The Oasis has to have special accommodations made wherever she sails. Lets see: A pier has to be built in the tender port of Labadee (RCI’s private beach NOT Island), St. Maarten is upgrading facilities, a completely new port is being devolved in Falmouth, Jamaica (which ironically won’t be ready in time!), Grand Cayman is being avoided entirely. Interesting note about Grand Cayman, the cruise lines have threatened to pull out of Grand Cayman if a pier is not built. There can easily be a total of seven ships or more a day during the peek Caribbean winter season.
Back to Carnival’s decision. This is a pretty interesting reason given that Carnival is the only major line to not seasonally send a majority of its ships to seasonal destinations(i.e. Europe, Alaska, Canada & New England, Bermuda). What carnival does instead is build up the secondary embarkation ports. Ports such as Jacksonville, Mobile, Tampa, and of course Galveston. The ships here are based year-round instead of seasonally (i.e. Royal Caribbean). If Carnival were to have their project Pinnacle built at lets say 240-250,000 grt. There would pretty much be only the overcrowded Caribbean for routes. If they were to place an order for say 4-5 of these then you would need more places to sail. In this aspect I would guess that the size does limit.

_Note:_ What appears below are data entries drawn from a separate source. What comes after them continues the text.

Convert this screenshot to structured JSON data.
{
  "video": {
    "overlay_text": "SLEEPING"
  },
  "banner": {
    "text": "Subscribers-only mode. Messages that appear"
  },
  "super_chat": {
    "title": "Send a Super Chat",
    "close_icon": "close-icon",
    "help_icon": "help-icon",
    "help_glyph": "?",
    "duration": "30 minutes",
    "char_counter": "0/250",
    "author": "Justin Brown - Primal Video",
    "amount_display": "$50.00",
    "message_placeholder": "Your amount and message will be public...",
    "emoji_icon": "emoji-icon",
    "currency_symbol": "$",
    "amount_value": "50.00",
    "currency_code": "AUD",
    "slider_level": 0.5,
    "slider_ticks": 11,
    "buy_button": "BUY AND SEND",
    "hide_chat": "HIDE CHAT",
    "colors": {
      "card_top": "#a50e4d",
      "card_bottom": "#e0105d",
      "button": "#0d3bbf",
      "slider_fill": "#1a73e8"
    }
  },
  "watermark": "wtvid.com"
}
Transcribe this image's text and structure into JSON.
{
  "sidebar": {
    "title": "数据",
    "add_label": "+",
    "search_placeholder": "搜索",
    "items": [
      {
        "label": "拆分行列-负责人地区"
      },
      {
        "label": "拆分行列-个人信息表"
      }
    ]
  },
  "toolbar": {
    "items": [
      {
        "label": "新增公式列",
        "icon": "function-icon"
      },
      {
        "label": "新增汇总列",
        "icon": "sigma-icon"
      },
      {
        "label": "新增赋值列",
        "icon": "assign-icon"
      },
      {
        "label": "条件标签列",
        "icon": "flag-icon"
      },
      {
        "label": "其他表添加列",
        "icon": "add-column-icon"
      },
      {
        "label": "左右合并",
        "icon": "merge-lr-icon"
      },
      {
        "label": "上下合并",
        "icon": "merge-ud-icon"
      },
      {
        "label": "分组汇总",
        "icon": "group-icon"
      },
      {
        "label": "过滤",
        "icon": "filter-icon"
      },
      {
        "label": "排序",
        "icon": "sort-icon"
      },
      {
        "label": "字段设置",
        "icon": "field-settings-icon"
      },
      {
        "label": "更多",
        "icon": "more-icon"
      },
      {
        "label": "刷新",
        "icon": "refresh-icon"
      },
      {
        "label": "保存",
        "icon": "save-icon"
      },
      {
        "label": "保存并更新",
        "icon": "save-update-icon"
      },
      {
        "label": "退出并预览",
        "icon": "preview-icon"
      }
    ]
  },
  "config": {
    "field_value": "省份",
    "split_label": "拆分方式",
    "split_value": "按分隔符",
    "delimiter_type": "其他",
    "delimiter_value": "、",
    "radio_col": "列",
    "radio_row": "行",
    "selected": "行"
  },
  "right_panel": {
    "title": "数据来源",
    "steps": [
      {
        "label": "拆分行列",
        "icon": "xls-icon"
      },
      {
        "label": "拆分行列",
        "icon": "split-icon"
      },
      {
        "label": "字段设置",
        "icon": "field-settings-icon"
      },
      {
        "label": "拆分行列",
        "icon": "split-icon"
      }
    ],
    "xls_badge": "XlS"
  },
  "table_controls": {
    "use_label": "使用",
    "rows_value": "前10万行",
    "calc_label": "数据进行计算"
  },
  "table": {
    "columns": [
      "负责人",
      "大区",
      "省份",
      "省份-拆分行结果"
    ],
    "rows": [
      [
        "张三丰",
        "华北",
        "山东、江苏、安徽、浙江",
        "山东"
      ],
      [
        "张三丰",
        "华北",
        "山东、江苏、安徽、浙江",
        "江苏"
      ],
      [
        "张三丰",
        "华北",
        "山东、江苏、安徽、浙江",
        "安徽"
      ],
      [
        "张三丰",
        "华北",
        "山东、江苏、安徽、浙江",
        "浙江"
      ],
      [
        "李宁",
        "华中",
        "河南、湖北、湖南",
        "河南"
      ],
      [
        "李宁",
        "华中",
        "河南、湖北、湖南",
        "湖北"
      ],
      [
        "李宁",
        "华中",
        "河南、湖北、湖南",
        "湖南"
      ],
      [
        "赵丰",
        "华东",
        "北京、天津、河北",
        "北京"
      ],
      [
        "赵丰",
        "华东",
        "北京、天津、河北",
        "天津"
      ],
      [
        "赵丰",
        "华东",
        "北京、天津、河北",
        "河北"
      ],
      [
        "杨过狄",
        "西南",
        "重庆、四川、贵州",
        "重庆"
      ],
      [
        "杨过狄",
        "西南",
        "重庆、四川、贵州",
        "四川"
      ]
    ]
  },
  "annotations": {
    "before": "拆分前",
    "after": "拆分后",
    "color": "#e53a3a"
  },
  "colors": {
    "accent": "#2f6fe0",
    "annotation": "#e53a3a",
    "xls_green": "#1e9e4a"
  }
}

Take what you may from the statement of Carnival’s main man in charge, but I think this may be the end of the ego battle between him and Richard Fain (RCI’s President and CEO).
Once the market stabilized it would not surprise me to see Carnival go their “vista route” and order a few smaller than the Dream, but big enough to have lots of amenities. These ships I could see and being PANAMAX(2014), so just a large Spirit class, but the same purpose.
Any thought are welcomed here as always.
Update: Changed the typo. Thanks to those who noticed.
Update Friday Oct. 9 11:56: Having given more though to the subject, has there ever been a time where Micky Arison got it wrong. The guy is a genius of the industry. Here we are in a global economic downfall, and here is Carnival with a strong future. No tremendous debt on the books, and most major contracts finishing up. I believe he is on the right track with investigation Asian shipyards for future work. I know some of those yards are on the verge of disaster. The bottom falling out on break-bulk cargo is not helping anything for new construction.
On Royal Caribbeans side, they have high debt on the books. They are borrowing from several banks for the construction of Oasis, Celebrity Solstice and Equinox. But they will be able to attract customers with the WOW factor of Oasis. This could be a critical factor in marketing the ship to fill up the 5,000 beds every week.